L’histoire n’a rien de banal, malgré les apparences. A commencer par… sa conclusion : le guichet de Génolhac est le seul en France à avoir été ré-ouvert après sa fermeture. Et l’on sait hélas combien de guichets, de gares, de lignes la vision comptable qui prévaut dans l’entreprise publique a voués à la disparition ! Alors pourquoi pas Génolhac ?
D’emblée, la mobilisation des habitants de la communauté de communes des Hautes Cévennes a été originale, inattendue, surprenante. Par son ampleur d’abord !
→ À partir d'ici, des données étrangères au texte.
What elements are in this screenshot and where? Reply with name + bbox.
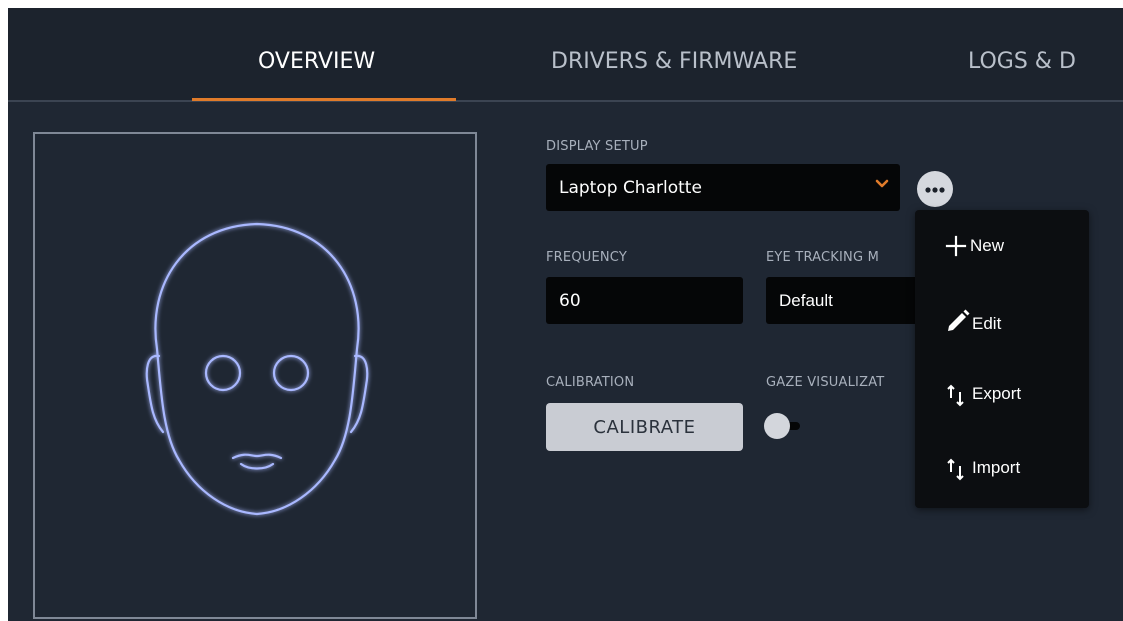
pencil-icon <box>948 309 970 331</box>
active-tab-indicator <box>192 98 456 101</box>
menu-item-label: Edit <box>972 314 1002 333</box>
gaze-visualization-label: GAZE VISUALIZAT <box>766 375 885 390</box>
app-window: OVERVIEW DRIVERS & FIRMWARE LOGS & D DIS… <box>8 8 1123 621</box>
eye-tracking-mode-select[interactable]: Default <box>766 277 916 324</box>
frequency-value: 60 <box>559 290 581 311</box>
tab-logs[interactable]: LOGS & D <box>968 8 1076 100</box>
tab-overview[interactable]: OVERVIEW <box>258 8 375 100</box>
tab-drivers-firmware[interactable]: DRIVERS & FIRMWARE <box>551 8 797 100</box>
menu-item-export[interactable]: Export <box>915 358 1089 430</box>
menu-item-edit[interactable]: Edit <box>915 284 1089 356</box>
display-setup-value: Laptop Charlotte <box>559 177 702 198</box>
frequency-label: FREQUENCY <box>546 250 627 265</box>
sort-arrows-icon <box>947 384 964 407</box>
eye-tracking-mode-value: Default <box>779 290 833 310</box>
chevron-down-icon <box>875 179 889 188</box>
head-outline-icon <box>145 222 369 516</box>
display-setup-label: DISPLAY SETUP <box>546 139 648 154</box>
sort-arrows-icon <box>947 458 964 481</box>
menu-item-import[interactable]: Import <box>915 432 1089 504</box>
gaze-visualization-toggle[interactable] <box>764 413 816 439</box>
toggle-knob <box>764 413 790 439</box>
eye-tracking-mode-label: EYE TRACKING M <box>766 250 879 265</box>
more-horizontal-icon <box>925 187 945 193</box>
menu-item-label: Import <box>972 458 1021 477</box>
display-setup-select[interactable]: Laptop Charlotte <box>546 164 900 211</box>
head-preview-panel <box>33 132 477 619</box>
menu-item-label: New <box>970 236 1005 255</box>
tab-bar: OVERVIEW DRIVERS & FIRMWARE LOGS & D <box>8 8 1123 102</box>
plus-icon <box>945 235 967 257</box>
menu-item-new[interactable]: New <box>915 210 1089 282</box>
more-options-button[interactable] <box>917 171 953 207</box>
calibration-label: CALIBRATION <box>546 375 635 390</box>
menu-item-label: Export <box>972 384 1022 403</box>
more-options-menu: New Edit Export Import <box>915 210 1089 508</box>
calibrate-button[interactable]: CALIBRATE <box>546 403 743 451</box>
frequency-field[interactable]: 60 <box>546 277 743 324</box>
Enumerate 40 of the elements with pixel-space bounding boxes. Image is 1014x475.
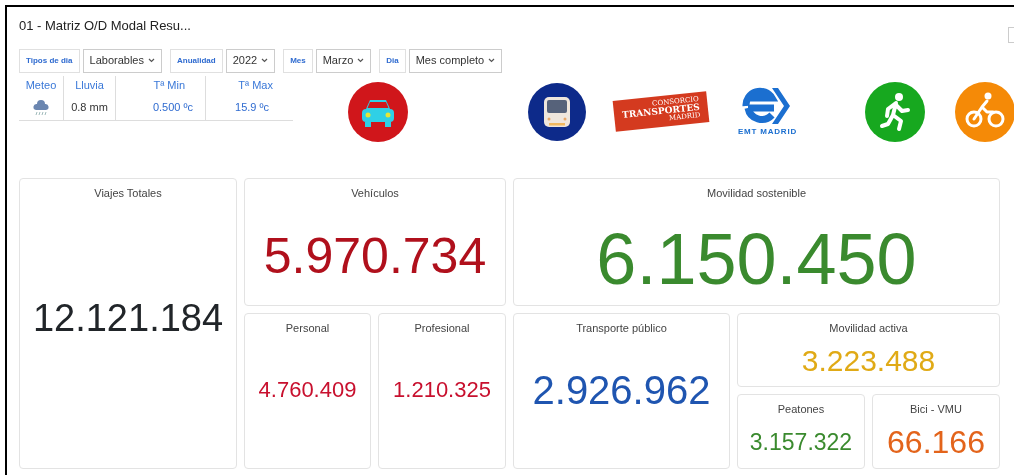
filter-dropdown[interactable]: Mes completo [408, 48, 503, 73]
card-title: Movilidad activa [829, 320, 908, 336]
filter-dropdown[interactable]: Marzo [315, 48, 372, 73]
filter-label: Anualidad [169, 48, 223, 73]
caret-icon [147, 58, 155, 63]
card-value: 4.760.409 [258, 376, 357, 405]
weather-header: Tª Min [153, 78, 185, 94]
card-title: Profesional [414, 320, 470, 336]
filter-label: Dia [379, 48, 406, 73]
card-value: 6.150.450 [596, 218, 917, 301]
card-value: 3.223.488 [801, 343, 936, 380]
caret-icon [357, 58, 365, 63]
card-title: Movilidad sostenible [706, 185, 807, 201]
min-temp-value: 0.500 ºc [152, 100, 193, 116]
card-value: 66.166 [887, 423, 985, 463]
card-title: Viajes Totales [94, 185, 162, 201]
card-title: Peatones [777, 401, 825, 417]
caret-icon [488, 58, 496, 63]
logo-text: EMT MADRID [737, 125, 797, 138]
rain-cloud-icon [32, 99, 50, 116]
card-title: Vehículos [351, 185, 399, 201]
weather-header: Tª Max [238, 78, 273, 94]
caret-icon [261, 58, 269, 63]
card-title: Personal [285, 320, 330, 336]
filter-dropdown[interactable]: Laborables [82, 48, 162, 73]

Cent-cinquante personnes rassemblées sur le quai de la gare, dès l’annonce de la fermeture programmée pour le 1er janvier 2015. Pourtant, les courriers aux pouvoirs publics restaient lettres mortes. Et la colère montait à mesure qu’approchait la date de fermeture. Dans cette rude montagne qui garde vive la mémoire de la révolte des camisards, de hauts faits de résistance et du long combat des mineurs, on n’apprécie guère la remise en cause de ce qui rend la vie vivable. Poussés à bout, les esprits s’échauffaient. Mais là où la SNCF attendait l’affrontement, c’est à la fête qu’elle s’est trouvée confrontée.
« A quelques jours de Noël, nous avons décidé d’organiser à la gare un accueil festif, en musique, avec châtaignes grillées, vin chaud et chocolats, au passage du Cévenol, le train d’équilibre du territoire qui joint Clermont-Ferrand à Nîmes », relate Claude Magnien, le président du Comité. La presse locale et régionale n’a pas boudé le plaisir de s’en faire l’écho. Et d’emblée des artistes sont de la partie : des acteurs, des musiciens, des plasticiens, jeunes et moins jeunes, installés à proximité…
Quand la SNCF, non contente de fermer le guichet à la date prévue, dépose plainte contre le président du comité pour entrave au trafic ferroviaire, l’inventivité des Cévenols se donne libre cours. Par un hasard du calendrier, c’est le jour du mardi gras que le président doit être entendu à la gendarmerie pour répondre de ces accusations. Pourquoi pas un Carnaval, devant la gendarmerie ? Fleurissent les nez rouges, les défroques multicolores, résonnent les chansons populaires… On fait des crêpes, à la confiture de châtaignes, cela va sans dire ! Rien n’est trop décalé pour souligner l’absurdité de la plainte et de la fermeture des guichets. Pour le plus grand bonheur de la presse qui fait abondamment l’article de cette lutte grandguignolesque. Elle ne sera pas déçue. A Alès, à l’occasion de la table ronde réunissant enfin SNCF, Région Languedoc-Roussillon, élus locaux, syndicats de cheminots et comité de défense, qui emportera la décision de réouverture, c’est aux cris de « Les guichets, c’est nos oignons » que les membres du comité de défense, déguisés en jardiniers, paysans, épouvantails, portant nez rouges distinctifs, viennent ensemencer le terre-plein bétonné de la sous-préfecture, l’enrichir d’un peu de terre des Cévennes et d’un odorant crottin de cheval, avant d’exécuter de joyeuses danses traditionnelles sur la pelouse.
« Ils ne lâchent rien », se lamente le personnage du traître dans la pièce qu’ils répètent. Un spectacle burlesque, qui tire son inspiration de la veine populaire et insolente que la lutte a libérée. Lever de rideau le 4 août à 21 heures, sur le quai de la gare ! Marie-Claire Lamoure
ce n’est pas le seul guichet réouvert en France.